The Harvard Classics. 1909–14.

Chorus

Enter CHORUS

Chorus
NOT marching now in fields of Trasimene,

Where Mars did mate the Carthaginians;

Nor sporting in the dalliance of love,

In courts of kings where state is overturned’d;

Nor in the pomp of proud audacious deeds,

Intends our Muse to vaunt his heavenly verse:

Only this, gentlemen,—we must perform

The form of Faustus’ fortunes, good or bad.

To patient judgments we appeal our plaud,

And speak for Faustus in his infancy.

Now is he born, his parents base of stock,

In Germany, within a town call’d Rhodes;

Of riper years to Wittenberg he went,

Whereas his kinsmen chiefly brought him up.
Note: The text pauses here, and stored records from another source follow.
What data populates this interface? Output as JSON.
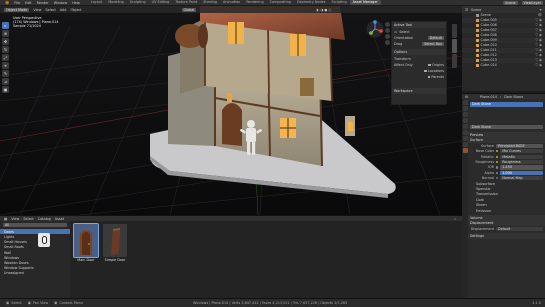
{
  "topbar": {
    "menus": [
      "File",
      "Edit",
      "Render",
      "Window",
      "Help"
    ],
    "tabs": [
      "Layout",
      "Modeling",
      "Sculpting",
      "UV Editing",
      "Texture Paint",
      "Shading",
      "Animation",
      "Rendering",
      "Compositing",
      "Geometry Nodes",
      "Scripting",
      "Asset Manager"
    ],
    "active_tab": "Asset Manager",
    "scene_label": "Scene",
    "view_layer_label": "ViewLayer"
  },
  "viewport_header": {
    "mode": "Object Mode",
    "menus": [
      "View",
      "Select",
      "Add",
      "Object"
    ],
    "orientation_label": "Orientation",
    "orientation_value": "Default",
    "drag_label": "Drag",
    "drag_value": "Select Box",
    "global_label": "Global"
  },
  "viewport_info": {
    "line1": "User Perspective",
    "line2": "(174) Windows | Plane.014",
    "line3": "Sample 71/1024"
  },
  "n_panel": {
    "active_tool_title": "Active Tool",
    "tool_name": "Select",
    "orientation_label": "Orientation",
    "orientation_value": "Default",
    "drag_label": "Drag",
    "drag_value": "Select Box",
    "options_title": "Options",
    "transform_label": "Transform",
    "affect_only_label": "Affect Only",
    "origins_label": "Origins",
    "locations_label": "Locations",
    "parents_label": "Parents",
    "workspace_title": "Workspace"
  },
  "asset_browser": {
    "menus": [
      "View",
      "Select",
      "Catalog",
      "Asset"
    ],
    "library": "All",
    "categories": [
      "Unassigned",
      "Doors",
      "Lights",
      "Small Houses",
      "Small Roofs",
      "Wall",
      "Windows",
      "Wooden Doors",
      "Window Supports",
      "Unassigned"
    ],
    "active_category": "Doors",
    "assets": [
      {
        "label": "Main Door",
        "active": true
      },
      {
        "label": "Simple Door",
        "active": false
      }
    ]
  },
  "outliner": {
    "title": "Scene",
    "items": [
      "Scene",
      "Cube.005",
      "Cube.006",
      "Cube.007",
      "Cube.008",
      "Cube.009",
      "Cube.010",
      "Cube.011",
      "Cube.012",
      "Cube.013",
      "Cube.014"
    ]
  },
  "properties": {
    "breadcrumb_object": "Plane.014",
    "breadcrumb_material": "Dark Stone",
    "material_slot": "Dark Stone",
    "material_name": "Dark Stone",
    "preview_label": "Preview",
    "surface_label": "Surface",
    "surface_value": "Principled BSDF",
    "fields": [
      {
        "k": "Base Color",
        "v": "Mix Curves"
      },
      {
        "k": "Metallic",
        "v": "Metallic"
      },
      {
        "k": "Roughness",
        "v": "Roughness"
      },
      {
        "k": "IOR",
        "v": "1.450"
      },
      {
        "k": "Alpha",
        "v": "1.000"
      },
      {
        "k": "Normal",
        "v": "Normal Map"
      }
    ],
    "sections": [
      "Subsurface",
      "Specular",
      "Transmission",
      "Coat",
      "Sheen",
      "Emission"
    ],
    "volume_label": "Volume",
    "displacement_section": "Displacement",
    "displacement_label": "Displacement",
    "displacement_value": "Default",
    "settings_label": "Settings"
  },
  "statusbar": {
    "select": "Select",
    "pan": "Pan View",
    "context": "Context Menu",
    "stats": "Windows | Plane.014 | Verts 3,847,422 | Faces 4,213,521 | Tris 7,637,226 | Objects 1/1,283",
    "version": "4.1.0"
  },
  "colors": {
    "accent": "#4772b3",
    "panel": "#2b2b2b",
    "viewport": "#0f0f10"
  }
}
So soon he profits in divinity,

The fruitful plot of scholarism grac’d,

That shortly he was grac’d with doctor’s name,

Excelling all those sweet delight disputes

In heavenly matters of theology;

Till swollen with cunning, of a self-conceit,

His waxen wings did mount above his reach,

And, melting, Heavens conspir’d his overthrow;

For, falling to a devilish exercise,

And glutted [now] with learning’s golden gifts,

He surfeits upon cursed necromancy.

Nothing so sweet as magic is to him,

Which he prefers before his chiefest bliss.